The story? There is no story. Not unless you consider two hippo’s fighting it out to be the last one wearing the crown at the end of a laneway filled with oil spills and randomly placed obstacles as a story. Take of that what you will. The game’s personality however is something to admire as the over-the-top movements of the hippos and the comical announcer allows the game to accentuate its nonsensical wackiness.
Graphics / Art Direction
As you can see from the trailer and screenshots, Clumsy Rush has a very colourful aesthetic, so much to the point where I think I can almost taste the colours… It certainly gets repetitive as the variety lacks from level-to-level, but it’s easy on the eyes for players of all ages.
Music / Sound Design
As is the same with the Clumsy Rush’s art direction, the soundtrack is colourful and upbeat, allowing Clumsy Rush to be suitable for all ages.
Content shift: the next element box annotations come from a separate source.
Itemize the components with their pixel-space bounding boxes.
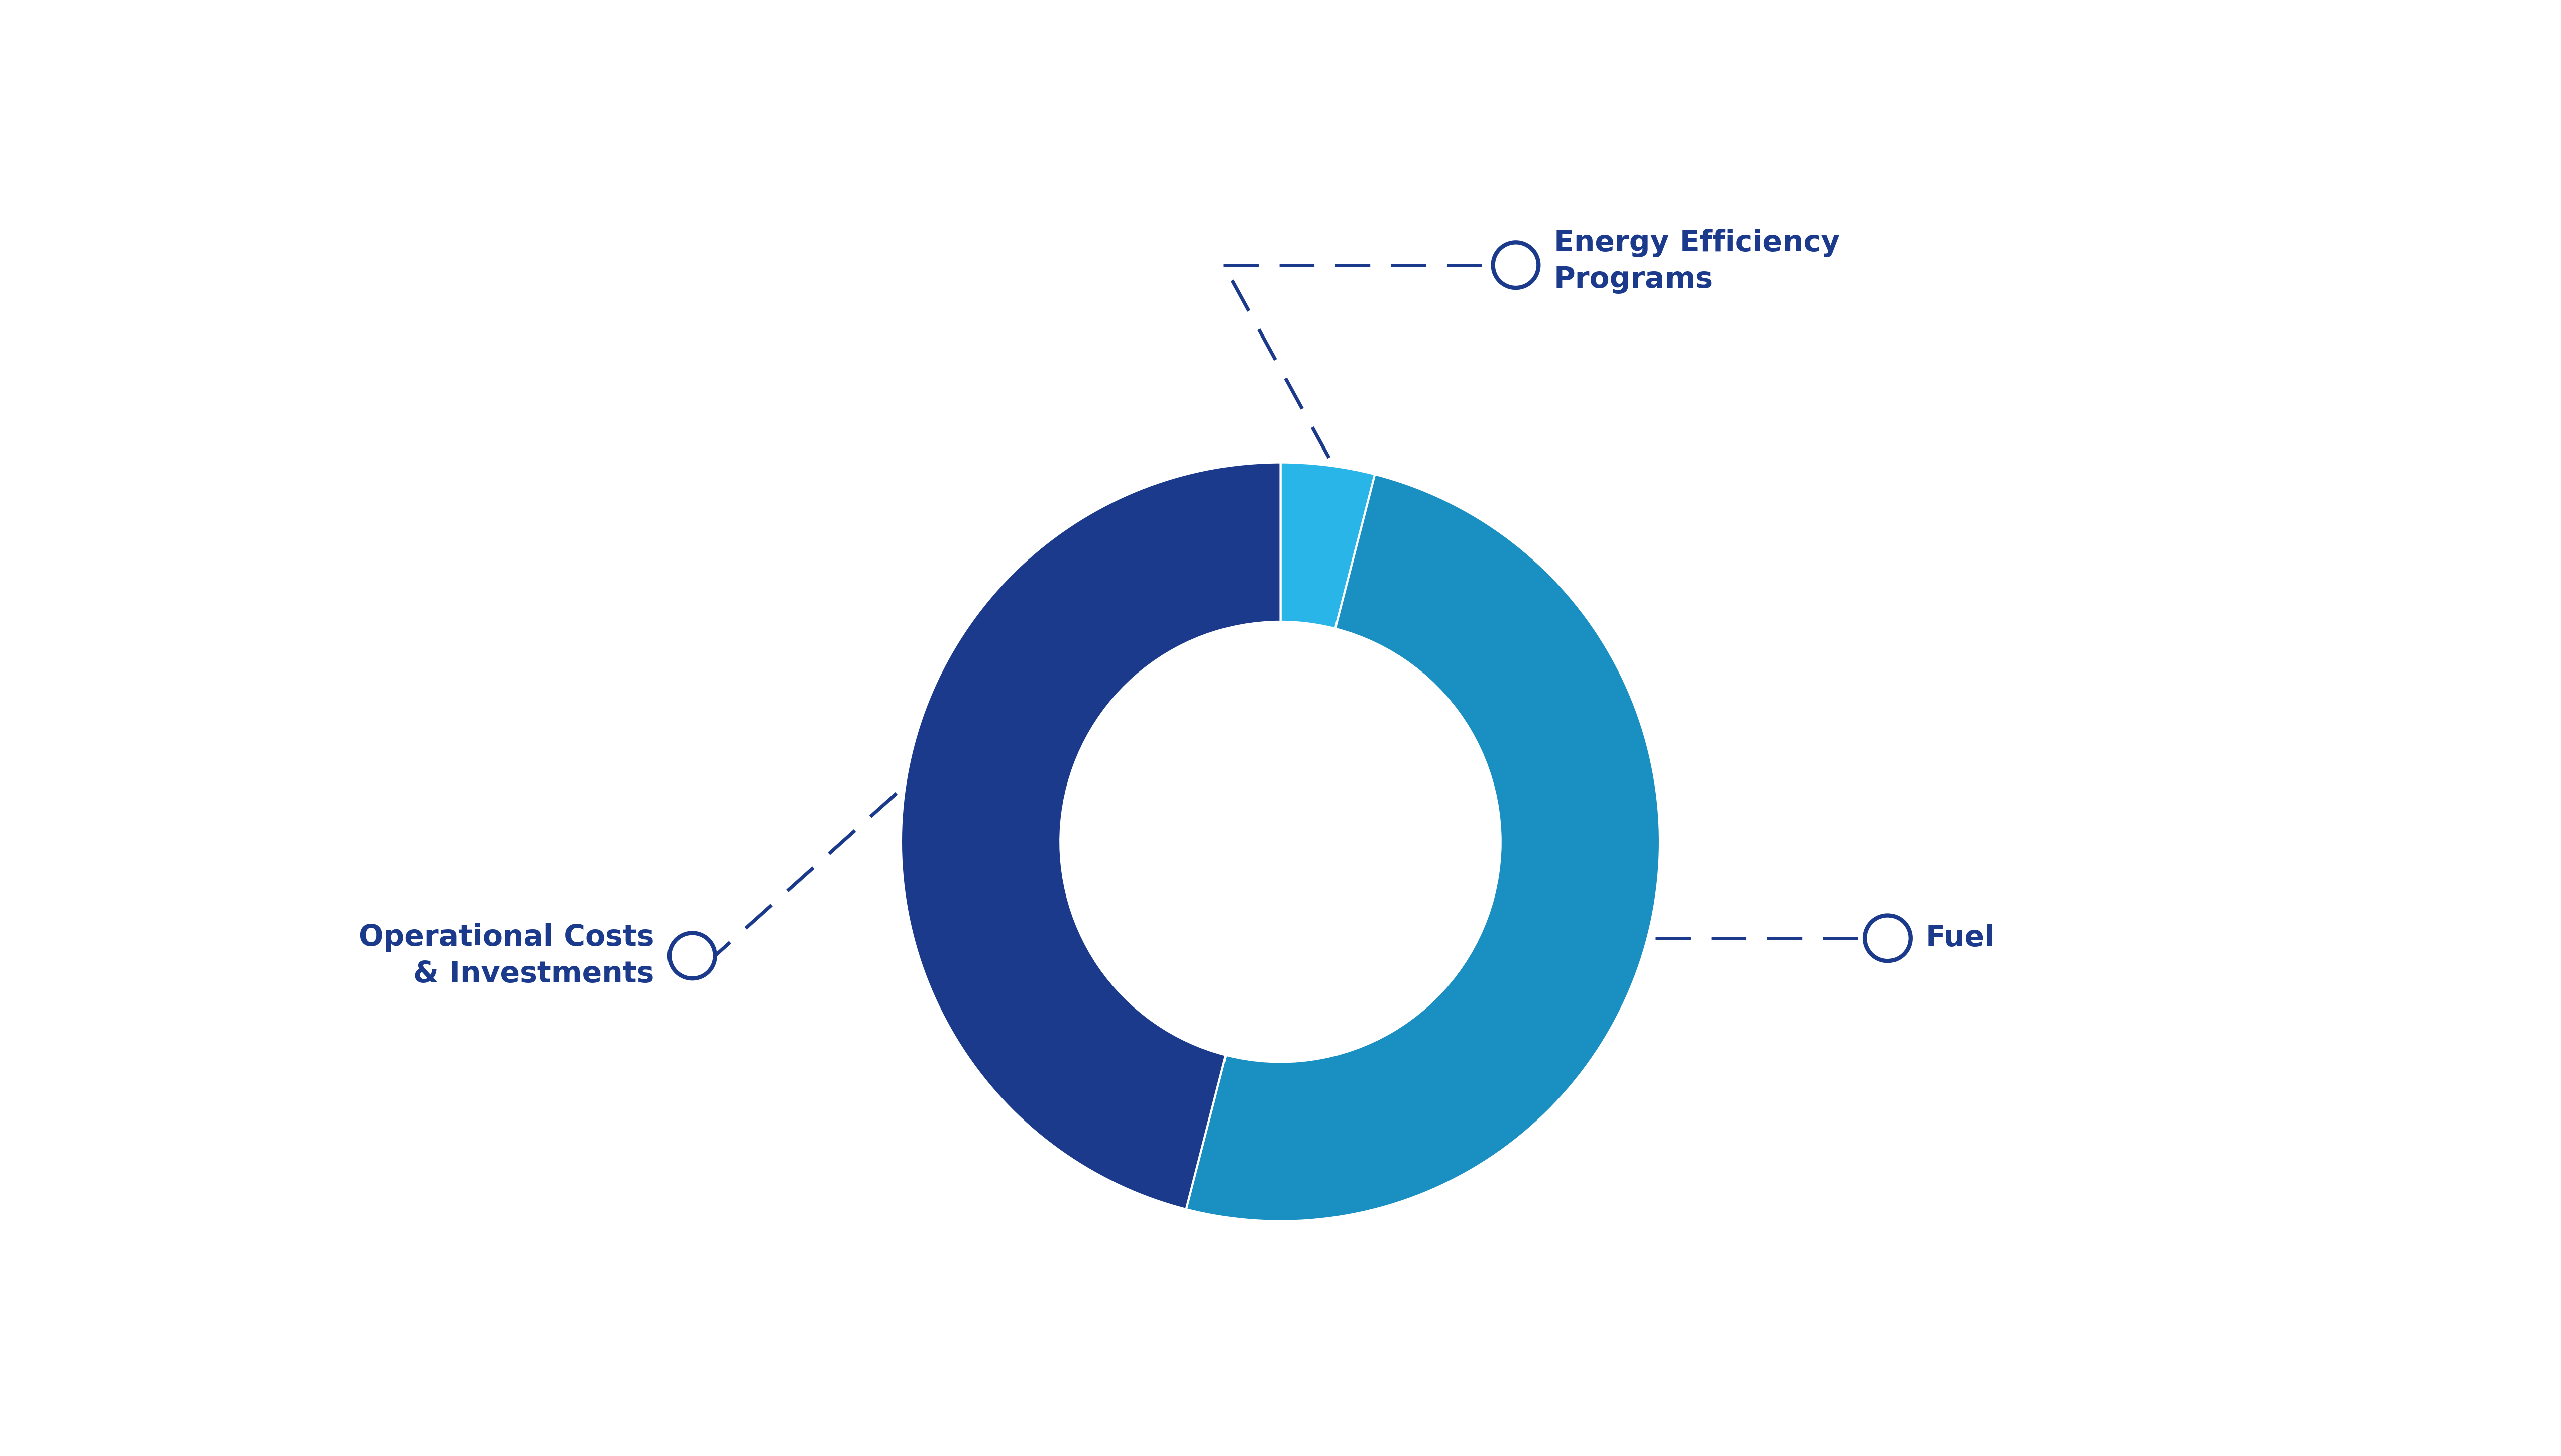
Text: Operational Costs
& Investments: Operational Costs & Investments	[359, 923, 653, 989]
Text: Fuel: Fuel	[1926, 923, 1995, 952]
Text: Energy Efficiency
Programs: Energy Efficiency Programs	[1555, 229, 1839, 294]
Wedge shape	[1186, 475, 1660, 1222]
Wedge shape	[901, 463, 1280, 1210]
Wedge shape	[1280, 463, 1375, 629]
However, it also shares another trait with the artwork as it is very repetitive, to the point where the game seems to mesh together into one big colourful blur.
Final Score: 60%
Clumsy Rush has a very solid framework for a game that could have been so much more. With the randomised level generation, the game is void of any progression, the lack of a party arena mode leaves all but two party guests without a controller and the repetitive graphics and soundtrack hinders long play sessions. However with all that said, the game is a lot of fun at its core, especially with two players competing over the crown, it just needed more content to be worth more than its $4.99USD price tag.